Chapter 52: Learning World Models

Learning objectives

Collect random trajectories from CartPole and train a neural network to predict the next state given (state, action).
Evaluate prediction accuracy over 1 step, 5 steps, and 10 steps; observe compounding error as the horizon grows.
Relate model error to the limitations of long-horizon model-based rollouts.

Concept and real-world RL

A world model (or dynamics model) predicts \(s_{t+1}\) from \(s_t, a_t\). We can train it on collected data (e.g. MSE loss). Errors compound over multi-step rollouts: a small 1-step error becomes large after many steps. In robot navigation, learned models are used for short-horizon planning; in game AI (e.g. Dreamer), models are used in latent space to reduce dimensionality and control rollouts. Understanding compounding error is key to designing model-based algorithms.

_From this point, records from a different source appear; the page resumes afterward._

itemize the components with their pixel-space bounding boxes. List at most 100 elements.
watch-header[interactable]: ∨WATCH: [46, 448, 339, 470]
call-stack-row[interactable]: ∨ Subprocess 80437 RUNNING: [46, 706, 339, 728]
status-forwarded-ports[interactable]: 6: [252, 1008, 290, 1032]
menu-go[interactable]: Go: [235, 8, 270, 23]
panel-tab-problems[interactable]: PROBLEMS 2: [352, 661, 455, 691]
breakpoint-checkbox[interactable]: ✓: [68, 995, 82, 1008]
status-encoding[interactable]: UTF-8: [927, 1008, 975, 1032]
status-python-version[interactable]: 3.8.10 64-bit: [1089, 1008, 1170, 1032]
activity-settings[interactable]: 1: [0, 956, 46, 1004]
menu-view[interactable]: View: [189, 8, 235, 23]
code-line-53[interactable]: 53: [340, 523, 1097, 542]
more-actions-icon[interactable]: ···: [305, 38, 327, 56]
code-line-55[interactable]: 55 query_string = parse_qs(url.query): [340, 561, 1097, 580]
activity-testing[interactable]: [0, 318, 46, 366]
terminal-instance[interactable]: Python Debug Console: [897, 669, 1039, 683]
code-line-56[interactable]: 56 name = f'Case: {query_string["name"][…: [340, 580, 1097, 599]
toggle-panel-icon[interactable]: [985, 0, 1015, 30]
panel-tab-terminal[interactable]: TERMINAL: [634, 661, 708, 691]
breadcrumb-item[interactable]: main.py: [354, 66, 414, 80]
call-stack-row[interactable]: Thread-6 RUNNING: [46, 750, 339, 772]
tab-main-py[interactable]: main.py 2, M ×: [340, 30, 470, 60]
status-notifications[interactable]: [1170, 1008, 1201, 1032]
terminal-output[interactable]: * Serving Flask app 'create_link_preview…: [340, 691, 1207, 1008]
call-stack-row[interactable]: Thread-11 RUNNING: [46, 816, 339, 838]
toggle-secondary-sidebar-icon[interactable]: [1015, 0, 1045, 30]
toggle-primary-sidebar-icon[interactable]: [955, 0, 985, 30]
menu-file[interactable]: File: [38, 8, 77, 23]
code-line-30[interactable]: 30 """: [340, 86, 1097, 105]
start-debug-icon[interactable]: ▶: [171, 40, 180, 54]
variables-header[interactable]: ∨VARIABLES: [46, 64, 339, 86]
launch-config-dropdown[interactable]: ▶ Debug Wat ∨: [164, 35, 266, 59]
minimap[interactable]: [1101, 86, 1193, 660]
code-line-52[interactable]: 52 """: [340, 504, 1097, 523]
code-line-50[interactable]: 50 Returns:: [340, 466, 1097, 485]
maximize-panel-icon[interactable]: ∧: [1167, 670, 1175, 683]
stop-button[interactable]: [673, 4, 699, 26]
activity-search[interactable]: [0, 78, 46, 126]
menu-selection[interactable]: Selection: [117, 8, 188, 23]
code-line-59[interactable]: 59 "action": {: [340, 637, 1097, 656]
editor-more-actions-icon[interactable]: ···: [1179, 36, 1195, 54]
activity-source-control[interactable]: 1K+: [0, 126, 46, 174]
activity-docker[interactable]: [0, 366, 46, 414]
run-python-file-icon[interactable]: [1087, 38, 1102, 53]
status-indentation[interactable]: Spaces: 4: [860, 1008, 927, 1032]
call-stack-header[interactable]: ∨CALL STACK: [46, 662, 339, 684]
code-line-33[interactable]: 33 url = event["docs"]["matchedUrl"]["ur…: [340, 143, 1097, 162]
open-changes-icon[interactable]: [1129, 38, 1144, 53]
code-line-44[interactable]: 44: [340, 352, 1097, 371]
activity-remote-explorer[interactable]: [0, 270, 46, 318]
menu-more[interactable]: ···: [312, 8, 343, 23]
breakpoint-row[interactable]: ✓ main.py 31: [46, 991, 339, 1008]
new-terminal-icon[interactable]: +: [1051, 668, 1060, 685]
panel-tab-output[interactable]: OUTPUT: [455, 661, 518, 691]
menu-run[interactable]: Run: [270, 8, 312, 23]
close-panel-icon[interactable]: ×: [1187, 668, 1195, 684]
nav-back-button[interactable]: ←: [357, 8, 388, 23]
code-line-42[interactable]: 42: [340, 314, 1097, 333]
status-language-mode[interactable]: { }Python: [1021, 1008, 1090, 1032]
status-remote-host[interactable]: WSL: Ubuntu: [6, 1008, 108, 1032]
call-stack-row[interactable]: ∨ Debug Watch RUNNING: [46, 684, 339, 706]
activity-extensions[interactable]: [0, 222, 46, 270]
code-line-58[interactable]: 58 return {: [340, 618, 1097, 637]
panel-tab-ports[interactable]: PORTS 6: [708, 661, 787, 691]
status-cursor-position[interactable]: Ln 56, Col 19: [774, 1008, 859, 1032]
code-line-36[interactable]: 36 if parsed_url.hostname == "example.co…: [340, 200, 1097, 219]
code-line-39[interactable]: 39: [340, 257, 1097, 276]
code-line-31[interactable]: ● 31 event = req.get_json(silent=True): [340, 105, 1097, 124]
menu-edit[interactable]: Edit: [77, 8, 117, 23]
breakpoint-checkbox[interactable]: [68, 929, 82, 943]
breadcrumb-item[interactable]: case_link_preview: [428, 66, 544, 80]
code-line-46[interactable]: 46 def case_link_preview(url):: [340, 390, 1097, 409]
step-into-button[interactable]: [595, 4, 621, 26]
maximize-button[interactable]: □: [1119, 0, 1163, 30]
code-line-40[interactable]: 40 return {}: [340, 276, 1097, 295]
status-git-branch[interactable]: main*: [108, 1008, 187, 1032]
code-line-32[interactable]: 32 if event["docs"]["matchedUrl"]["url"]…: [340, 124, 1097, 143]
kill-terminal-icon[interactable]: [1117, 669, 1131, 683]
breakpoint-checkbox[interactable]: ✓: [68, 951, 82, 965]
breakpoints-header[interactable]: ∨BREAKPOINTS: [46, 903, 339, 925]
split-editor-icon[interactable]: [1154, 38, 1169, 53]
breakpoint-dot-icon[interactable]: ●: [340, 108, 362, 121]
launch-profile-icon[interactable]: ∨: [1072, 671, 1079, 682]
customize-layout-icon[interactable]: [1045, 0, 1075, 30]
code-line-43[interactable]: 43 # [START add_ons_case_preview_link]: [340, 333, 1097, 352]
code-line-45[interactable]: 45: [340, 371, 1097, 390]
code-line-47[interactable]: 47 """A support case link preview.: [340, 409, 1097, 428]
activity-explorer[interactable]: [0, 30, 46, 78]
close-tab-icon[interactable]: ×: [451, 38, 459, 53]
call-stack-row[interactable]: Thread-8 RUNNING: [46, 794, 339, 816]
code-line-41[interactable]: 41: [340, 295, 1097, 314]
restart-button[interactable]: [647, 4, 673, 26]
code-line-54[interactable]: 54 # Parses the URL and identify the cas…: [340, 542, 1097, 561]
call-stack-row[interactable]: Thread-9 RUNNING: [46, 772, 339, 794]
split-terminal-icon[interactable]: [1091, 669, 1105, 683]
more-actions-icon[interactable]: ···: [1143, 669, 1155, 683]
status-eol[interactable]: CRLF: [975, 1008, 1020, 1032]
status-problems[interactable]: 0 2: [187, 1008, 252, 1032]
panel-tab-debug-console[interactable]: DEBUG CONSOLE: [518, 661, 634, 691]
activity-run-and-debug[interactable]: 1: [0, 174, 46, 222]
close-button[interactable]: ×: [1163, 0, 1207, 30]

Where you see this in practice: World models appear in Dreamer, MBPO, and PILCO; robotics often uses short model rollouts.

Illustration (prediction error): A learned dynamics model’s prediction error typically grows with the number of steps (compounding). The chart below shows MSE between predicted and true next state over rollout length.

Exercise: Collect random trajectories from the CartPole environment. Train a neural network to predict the next state given current state and action. Evaluate its prediction accuracy over multiple steps and note the compounding error.

Professor’s hints

Data: run random policy for 10k steps, store (s, a, s’). Train: input (s, a), target s’; use MSE. Split train/val.
Evaluation: from a held-out s0, rollout the model for 1, 5, 10 steps (feeding predicted s as input). Compare predicted s_t to true s_t from the env (same actions). Plot MSE vs step; it typically grows.
Compounding: small errors at each step accumulate; the model never saw its own predictions during training (distribution shift).

Common pitfalls

Training on same distribution as evaluation: When you rollout the model, you feed it predicted states, not real ones. So long-horizon error reflects distribution shift (model sees its own errors).
Normalization: Normalize state and action for training; denormalize for env comparison.

Worked solution (warm-up: world model)

Key idea: Train a model \(\hat{s}_{t+1} = f(s_t, a_t)\) (and optionally \(\hat{r}_t\)) on collected transitions. Use it to generate imagined rollouts for planning or for training a policy in the latent space. Evaluate by 1-step and multi-step prediction error (MSE). The model improves sample efficiency when it is accurate; long-horizon rollout error typically grows (compounding).

Extra practice

Warm-up: Why does 10-step prediction error usually exceed 1-step error?
Coding: Train the model; plot 1-step, 5-step, 10-step MSE on a validation set. Fit a curve (e.g. exponential) to error vs step.
Challenge: Use an ensemble of 5 models and take the mean prediction. Does ensemble reduce compounding error over 10 steps?
Variant: Change the ensemble size from 5 to 2 and to 10. Plot multi-step MSE for each ensemble size. Is there diminishing return beyond a certain size?
Debug: The following forward model is trained but multi-step error explodes after 3 steps even though 1-step error is low. The model predicts next_state = f(state, action) but the training loop feeds next_state_predicted back as input during training. What is wrong, and how do you fix it?
Conceptual: Explain why compounding model error is analogous to floating-point rounding error accumulating over repeated multiplication. What structural property of the model would slow this accumulation?